The trial included a pharmacodynamic analysis of the impact of BI 836858 on CD33 expression on myeloid-derived suppressor cells (MDSC). While the absolute number of CD33-postive MDSC decreased with treatment in some patients, CD33-negative leukocytes increased at the same time, indicating that BI 836858 either masked or internalized CD33 molecules on MDSC but did not reduce the number of MDSC.

Dr. Komrokji and colleagues reported that phase I of the trial demonstrated the feasibility and tolerability of MDSC-targeted approaches using CD33 as applied in transfusion-dependent lower-risk MDS. The maximum tolerated dose of BI 836858 was not reached at doses up to 320 mg in patients with low- or intermediate-1-risk MDS. Infusion-related reactions were the most commonly observed toxicity, which were grade ≥2 in 41% of patients. The overall adverse event profile was consistent with that expected for patients with MDS.

“It is unknown whether the lack of efficacy reflects a feature of the antibody itself, or whether targeting MDSC is insufficient to elicit an antitumor response,” the authors wrote. They speculated that alternative forms other than a “naked” anti-CD33 antibody (eg, antibody-drug conjugates or bispecific T-cell engaging antibodies) might be required to induce clinical efficacy.

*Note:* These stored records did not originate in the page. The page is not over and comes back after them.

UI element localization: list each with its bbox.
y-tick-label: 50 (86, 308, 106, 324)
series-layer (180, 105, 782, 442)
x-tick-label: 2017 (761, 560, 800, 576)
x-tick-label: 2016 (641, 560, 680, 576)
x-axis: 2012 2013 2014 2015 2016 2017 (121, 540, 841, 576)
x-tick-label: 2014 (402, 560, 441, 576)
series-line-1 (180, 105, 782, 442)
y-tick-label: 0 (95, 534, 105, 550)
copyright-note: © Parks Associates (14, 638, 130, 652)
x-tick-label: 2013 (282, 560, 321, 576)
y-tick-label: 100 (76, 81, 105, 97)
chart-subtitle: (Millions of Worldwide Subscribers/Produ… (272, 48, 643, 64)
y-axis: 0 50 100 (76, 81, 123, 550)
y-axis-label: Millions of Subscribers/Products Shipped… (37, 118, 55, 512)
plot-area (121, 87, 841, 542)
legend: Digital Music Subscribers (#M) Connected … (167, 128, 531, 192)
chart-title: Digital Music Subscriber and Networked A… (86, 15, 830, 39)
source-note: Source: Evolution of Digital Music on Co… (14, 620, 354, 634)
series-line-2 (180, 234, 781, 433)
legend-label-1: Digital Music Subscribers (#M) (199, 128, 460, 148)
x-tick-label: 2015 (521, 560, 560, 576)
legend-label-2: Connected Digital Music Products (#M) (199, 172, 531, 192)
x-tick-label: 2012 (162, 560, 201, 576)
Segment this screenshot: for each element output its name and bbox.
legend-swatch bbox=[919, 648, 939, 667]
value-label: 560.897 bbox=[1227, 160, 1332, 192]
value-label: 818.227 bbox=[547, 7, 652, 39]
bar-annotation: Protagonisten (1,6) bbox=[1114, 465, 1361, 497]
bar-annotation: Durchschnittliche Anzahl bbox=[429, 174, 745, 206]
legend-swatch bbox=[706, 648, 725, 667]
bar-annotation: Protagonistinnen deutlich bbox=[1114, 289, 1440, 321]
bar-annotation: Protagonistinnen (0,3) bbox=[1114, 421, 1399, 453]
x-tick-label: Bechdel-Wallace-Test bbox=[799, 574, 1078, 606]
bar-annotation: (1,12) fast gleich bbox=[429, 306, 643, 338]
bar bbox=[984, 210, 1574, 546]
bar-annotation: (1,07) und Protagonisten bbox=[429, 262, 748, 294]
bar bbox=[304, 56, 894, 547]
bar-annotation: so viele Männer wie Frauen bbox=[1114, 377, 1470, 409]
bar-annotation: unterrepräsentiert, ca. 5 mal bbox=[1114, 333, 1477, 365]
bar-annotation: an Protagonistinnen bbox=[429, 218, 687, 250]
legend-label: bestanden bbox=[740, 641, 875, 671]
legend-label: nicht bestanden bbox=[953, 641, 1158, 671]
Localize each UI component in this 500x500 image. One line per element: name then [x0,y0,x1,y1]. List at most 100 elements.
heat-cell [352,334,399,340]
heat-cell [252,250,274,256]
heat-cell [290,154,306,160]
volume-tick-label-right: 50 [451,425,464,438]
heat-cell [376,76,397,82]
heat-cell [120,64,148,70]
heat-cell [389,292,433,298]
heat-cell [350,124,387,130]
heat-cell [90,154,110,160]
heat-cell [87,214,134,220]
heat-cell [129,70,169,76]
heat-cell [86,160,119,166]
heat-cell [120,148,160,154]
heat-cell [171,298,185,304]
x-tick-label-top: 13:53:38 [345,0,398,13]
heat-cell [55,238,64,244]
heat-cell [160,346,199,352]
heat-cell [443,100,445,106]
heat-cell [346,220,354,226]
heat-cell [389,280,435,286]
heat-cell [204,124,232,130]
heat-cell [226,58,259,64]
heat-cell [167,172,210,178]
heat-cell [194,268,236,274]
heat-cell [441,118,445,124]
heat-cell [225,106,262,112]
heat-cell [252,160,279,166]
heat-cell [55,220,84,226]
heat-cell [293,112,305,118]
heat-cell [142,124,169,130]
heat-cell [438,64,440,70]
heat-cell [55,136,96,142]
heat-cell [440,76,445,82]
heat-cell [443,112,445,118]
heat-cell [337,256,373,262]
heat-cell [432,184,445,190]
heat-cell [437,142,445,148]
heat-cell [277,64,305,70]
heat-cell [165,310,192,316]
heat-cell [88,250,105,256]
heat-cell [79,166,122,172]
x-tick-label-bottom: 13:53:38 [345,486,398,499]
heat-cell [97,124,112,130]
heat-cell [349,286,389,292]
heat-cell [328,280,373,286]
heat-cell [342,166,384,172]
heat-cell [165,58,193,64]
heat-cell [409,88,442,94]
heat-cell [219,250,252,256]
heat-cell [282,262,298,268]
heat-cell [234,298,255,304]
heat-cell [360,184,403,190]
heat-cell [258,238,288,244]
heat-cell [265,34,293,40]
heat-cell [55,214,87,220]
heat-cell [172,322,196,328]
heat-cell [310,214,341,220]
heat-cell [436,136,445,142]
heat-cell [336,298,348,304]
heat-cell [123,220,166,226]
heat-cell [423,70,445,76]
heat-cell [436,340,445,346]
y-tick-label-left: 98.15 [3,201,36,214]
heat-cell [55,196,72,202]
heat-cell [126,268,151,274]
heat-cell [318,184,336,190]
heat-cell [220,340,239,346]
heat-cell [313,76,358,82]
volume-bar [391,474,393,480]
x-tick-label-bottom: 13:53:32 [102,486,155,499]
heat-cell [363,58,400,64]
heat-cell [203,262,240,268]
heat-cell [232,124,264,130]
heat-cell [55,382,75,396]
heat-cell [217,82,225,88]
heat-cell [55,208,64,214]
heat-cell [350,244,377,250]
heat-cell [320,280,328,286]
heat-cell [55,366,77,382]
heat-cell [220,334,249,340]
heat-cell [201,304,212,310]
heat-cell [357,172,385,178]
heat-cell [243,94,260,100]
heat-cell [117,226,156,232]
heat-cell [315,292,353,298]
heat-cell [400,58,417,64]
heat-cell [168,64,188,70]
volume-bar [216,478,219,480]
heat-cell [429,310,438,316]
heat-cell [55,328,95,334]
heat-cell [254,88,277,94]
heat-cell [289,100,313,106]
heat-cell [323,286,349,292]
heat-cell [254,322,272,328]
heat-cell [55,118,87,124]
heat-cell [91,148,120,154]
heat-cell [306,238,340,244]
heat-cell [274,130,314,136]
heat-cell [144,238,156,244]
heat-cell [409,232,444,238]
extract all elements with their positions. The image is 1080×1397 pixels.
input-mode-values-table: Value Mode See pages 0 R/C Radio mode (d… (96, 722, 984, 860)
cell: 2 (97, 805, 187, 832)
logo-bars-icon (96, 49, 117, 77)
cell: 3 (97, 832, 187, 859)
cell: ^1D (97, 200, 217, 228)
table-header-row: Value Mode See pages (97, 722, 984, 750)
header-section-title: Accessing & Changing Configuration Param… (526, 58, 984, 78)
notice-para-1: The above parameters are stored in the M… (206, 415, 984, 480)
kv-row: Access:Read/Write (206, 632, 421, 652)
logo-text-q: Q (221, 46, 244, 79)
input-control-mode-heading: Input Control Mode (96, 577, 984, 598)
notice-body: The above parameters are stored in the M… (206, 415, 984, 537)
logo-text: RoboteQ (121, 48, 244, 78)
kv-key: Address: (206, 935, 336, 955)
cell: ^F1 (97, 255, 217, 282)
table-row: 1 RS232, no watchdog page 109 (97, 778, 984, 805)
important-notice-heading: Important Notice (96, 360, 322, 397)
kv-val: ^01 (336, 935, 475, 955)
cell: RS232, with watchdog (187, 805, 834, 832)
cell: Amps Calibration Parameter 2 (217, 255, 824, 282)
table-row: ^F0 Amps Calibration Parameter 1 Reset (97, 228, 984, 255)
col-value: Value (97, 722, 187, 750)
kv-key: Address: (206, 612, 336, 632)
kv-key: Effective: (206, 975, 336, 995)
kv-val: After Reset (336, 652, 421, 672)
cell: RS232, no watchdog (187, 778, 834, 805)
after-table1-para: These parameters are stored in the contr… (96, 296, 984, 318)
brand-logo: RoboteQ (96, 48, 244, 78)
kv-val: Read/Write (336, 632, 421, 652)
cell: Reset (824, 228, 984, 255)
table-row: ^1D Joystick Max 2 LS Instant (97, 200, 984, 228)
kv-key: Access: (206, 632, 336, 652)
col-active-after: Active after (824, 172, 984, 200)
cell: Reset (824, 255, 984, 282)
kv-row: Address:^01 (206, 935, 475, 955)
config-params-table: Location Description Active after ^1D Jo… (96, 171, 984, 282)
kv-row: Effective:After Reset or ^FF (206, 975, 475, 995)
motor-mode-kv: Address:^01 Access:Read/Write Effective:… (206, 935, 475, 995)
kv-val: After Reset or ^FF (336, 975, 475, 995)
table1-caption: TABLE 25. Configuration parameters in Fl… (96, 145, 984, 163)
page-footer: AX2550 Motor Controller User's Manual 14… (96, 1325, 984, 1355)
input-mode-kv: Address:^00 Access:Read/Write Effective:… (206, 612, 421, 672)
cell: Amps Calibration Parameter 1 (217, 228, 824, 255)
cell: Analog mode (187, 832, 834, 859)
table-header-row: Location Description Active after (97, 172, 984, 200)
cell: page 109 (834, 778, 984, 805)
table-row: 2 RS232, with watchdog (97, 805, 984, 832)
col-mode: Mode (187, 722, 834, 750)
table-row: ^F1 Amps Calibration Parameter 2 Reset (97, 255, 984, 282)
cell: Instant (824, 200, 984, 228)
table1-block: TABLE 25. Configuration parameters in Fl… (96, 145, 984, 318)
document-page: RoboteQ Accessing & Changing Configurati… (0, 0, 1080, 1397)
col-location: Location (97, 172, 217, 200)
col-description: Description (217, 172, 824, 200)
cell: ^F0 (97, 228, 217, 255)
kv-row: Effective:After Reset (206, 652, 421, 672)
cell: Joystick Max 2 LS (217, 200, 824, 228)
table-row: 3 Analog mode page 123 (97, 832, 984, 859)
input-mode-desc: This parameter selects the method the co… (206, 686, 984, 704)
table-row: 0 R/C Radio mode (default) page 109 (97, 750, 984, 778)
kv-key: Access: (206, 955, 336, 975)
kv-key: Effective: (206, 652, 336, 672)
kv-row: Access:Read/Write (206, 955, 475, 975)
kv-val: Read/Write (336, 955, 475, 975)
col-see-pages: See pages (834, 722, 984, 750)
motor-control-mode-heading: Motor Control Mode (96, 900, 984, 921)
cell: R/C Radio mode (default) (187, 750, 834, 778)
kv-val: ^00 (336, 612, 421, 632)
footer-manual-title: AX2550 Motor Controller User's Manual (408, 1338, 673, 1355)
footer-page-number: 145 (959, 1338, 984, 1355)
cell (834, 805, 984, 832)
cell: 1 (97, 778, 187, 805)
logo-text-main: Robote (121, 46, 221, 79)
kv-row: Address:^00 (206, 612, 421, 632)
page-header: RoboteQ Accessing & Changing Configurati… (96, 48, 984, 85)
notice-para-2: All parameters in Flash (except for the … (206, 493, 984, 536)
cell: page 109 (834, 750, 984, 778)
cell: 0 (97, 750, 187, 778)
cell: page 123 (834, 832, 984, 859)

BI 836858 was also assessed in a phase I dose-escalation study in patients with relapsed or refractory acute myeloid leukemia, but that study was also terminated prematurely.

Reference

Komrokji RS, Carraway HE, Germing U, et al. A phase I/II multicenter, open-label, dose escalation and randomized trial of BI 836858 in patients with low- or intermediate-1-risk myelodysplastic syndrome. Haematologica. 2022;107(11):2742-2747.